When I practice my saxophone I have to put the cat in the window, so my neighbours know I’m not kicking it around the living room.
Cop: Know why I pulled you over?
Me: *closes eyes, furrows brow, clenches jaw*
Cop: Sir?
Me: Quiet, please. I need total concentration to read your mind.
Whenever my bitchy Ex used to whine about something, I reminded her that time heals all wounds…
Then I threw clock at her face.
My 4yo pretended she was a hired cleaner yesterday as. As she helped me clean she asked if I had any kids. After telling her about my 2 I asked if she had any of her own. Turns out she has 5 kids and has been married to a man named Carlin for 30 years. You think you know someone.

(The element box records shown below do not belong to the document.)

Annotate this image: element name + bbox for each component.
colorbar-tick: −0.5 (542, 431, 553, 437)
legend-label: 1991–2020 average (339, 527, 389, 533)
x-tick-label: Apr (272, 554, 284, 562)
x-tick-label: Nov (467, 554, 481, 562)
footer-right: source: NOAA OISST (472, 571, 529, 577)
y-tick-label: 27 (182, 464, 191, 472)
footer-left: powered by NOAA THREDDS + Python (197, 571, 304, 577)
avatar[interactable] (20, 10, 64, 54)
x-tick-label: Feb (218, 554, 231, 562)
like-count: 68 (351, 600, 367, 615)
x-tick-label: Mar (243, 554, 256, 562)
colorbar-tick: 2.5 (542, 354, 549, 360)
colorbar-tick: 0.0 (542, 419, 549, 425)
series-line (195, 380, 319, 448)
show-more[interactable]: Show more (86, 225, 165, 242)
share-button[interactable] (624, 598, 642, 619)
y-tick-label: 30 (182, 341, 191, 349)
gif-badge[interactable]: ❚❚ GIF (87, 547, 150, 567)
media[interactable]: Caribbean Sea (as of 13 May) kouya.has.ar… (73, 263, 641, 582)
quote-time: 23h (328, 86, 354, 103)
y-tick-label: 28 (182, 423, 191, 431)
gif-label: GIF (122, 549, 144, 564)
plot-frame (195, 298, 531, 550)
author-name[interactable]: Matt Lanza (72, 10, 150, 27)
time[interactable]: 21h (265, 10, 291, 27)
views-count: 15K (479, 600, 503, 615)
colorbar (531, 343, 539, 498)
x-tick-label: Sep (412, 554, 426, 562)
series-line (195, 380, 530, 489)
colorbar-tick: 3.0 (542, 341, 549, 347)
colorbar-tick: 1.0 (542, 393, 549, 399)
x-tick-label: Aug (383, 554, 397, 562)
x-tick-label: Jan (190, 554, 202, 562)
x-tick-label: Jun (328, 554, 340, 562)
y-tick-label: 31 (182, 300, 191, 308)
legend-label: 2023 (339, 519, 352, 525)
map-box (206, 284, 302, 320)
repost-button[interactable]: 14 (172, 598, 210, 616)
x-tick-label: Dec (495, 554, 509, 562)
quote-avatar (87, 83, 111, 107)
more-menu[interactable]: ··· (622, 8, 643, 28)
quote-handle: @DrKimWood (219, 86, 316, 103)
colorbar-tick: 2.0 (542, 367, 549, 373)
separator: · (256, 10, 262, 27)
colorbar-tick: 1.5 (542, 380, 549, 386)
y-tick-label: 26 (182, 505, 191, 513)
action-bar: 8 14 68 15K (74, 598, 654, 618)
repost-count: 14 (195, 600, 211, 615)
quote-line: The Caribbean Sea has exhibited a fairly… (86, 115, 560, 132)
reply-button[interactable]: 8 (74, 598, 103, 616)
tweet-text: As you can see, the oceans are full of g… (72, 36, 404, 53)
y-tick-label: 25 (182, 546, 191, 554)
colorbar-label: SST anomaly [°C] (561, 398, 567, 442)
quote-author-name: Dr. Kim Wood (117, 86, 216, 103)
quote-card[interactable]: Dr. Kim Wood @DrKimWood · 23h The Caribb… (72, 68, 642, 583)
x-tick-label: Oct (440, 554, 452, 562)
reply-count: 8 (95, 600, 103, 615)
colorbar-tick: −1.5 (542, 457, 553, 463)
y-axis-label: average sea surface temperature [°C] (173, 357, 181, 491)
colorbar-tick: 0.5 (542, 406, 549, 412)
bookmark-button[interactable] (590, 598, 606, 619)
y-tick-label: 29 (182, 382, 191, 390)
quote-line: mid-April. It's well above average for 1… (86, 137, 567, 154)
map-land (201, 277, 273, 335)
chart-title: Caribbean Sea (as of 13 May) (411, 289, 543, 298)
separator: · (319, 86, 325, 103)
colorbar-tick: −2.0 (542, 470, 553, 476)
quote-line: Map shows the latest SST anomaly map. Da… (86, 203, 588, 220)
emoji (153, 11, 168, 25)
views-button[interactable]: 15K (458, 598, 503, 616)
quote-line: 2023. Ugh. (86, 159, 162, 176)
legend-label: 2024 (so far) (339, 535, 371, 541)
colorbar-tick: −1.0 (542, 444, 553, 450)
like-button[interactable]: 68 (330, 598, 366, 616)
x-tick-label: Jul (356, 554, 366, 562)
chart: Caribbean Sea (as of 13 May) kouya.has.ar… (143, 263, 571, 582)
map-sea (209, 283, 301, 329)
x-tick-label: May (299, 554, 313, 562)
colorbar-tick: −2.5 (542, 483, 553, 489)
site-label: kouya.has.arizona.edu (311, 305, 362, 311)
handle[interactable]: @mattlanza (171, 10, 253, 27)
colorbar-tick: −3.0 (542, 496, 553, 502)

Settle down, school picture day packages. I don’t need a body pillow with my son’s face embroidered on it for $400.
[car dealership]
“it’s just like walking, except now you have to move your mass AND this 2,000lb vehicle.”
fred flintstone: i’ll take it!
When a store says “trusted since 1982” I just wonder what shady shit they were up to in 1981.
Age 8: “Being a werewolf would be fun!”
Age 18: “Being a werewolf would solve all my problems.”
Age 28: “Being a werewolf is an escapist power fantasy for emotionally stunted children.”
Age 38: “Being a werewolf would be fun AND it would solve all my problems!”
What they say: “Hey, have you lost weight?”
What they mean: “Hey, I remember you being a lot fatter. What gives?”
I told my mom about some advice I gave my nephew and she replied “it’s great you did that, better from you than an adult”
My son has been awake for 3 hours and he’s been talking for 4 of them.
Gen Z: I hate my boss
Millennial: me too but instead of posting it on social media I slowly let the air out of his tires like a well adjusted grown up
a•c•q•u•a•i•n•t•a•n•c•e•s (tv show, sitcom): six peopel avoid grabbing a cup of coffee together for 10 years
sure sex is great but have you ever pulled the pamphlet from a cassette/cd case and realized from the thickkkkkness you just scored the lyrics?
Hi I’m the protagonist of a YA horror story. My name is something VERY SYMBOLIC like Persephone Underworld or Circe Evil-Lineage. Tho it seems vague, if you’re good at doing an allegory you’ll understand it’s a hint that my family has an evil, death-related history. Spoiler alert
“That chicken died for you” – how I get my kids to eat chicken
Hitting someone with overdraft fees is like whipping a footless man because he’s not running fast enough.
Whenever I utter the word ‘sober’ I wash my mouth out with alcohol.
If you pitch a non-superhero, non-remake, non-sequel film in Hollywood they send your family to a work camp.
7yo: Did you drink coffee before we were born?
Me: Yes
7yo: Did you eat pancakes?
Me: Yes
7yo: What didn’t you do?
Me: Talk while peeing.
Your kid says “don’t worry I take care of it” but you don’t know what “it” is.
a herd of people is called a crowd but a crowd full of introverts is called Les Misérables
Settle down lifeguard, I can swim, it’s just not pretty to watch.
(my first day as a transformer)
optimus prime: Transformers, roll out!
Me:*transforms into hotdog cart* CAN I GET A PUSH HERE
Just played that Facebook game where an app tells you what state you’re best suited to be in and I was disappointed it didn’t say unconscious.
Cat: I think i have a rash.
Doctor Dog: WE SHOULD AMPUTATE YOUR HEAD
Stop picking up fawns.
You are not a Disney princess.
And even if you are, don’t.
My nana sleeps about four hours a night. That’s four whole hours I can use her wig to train my owl.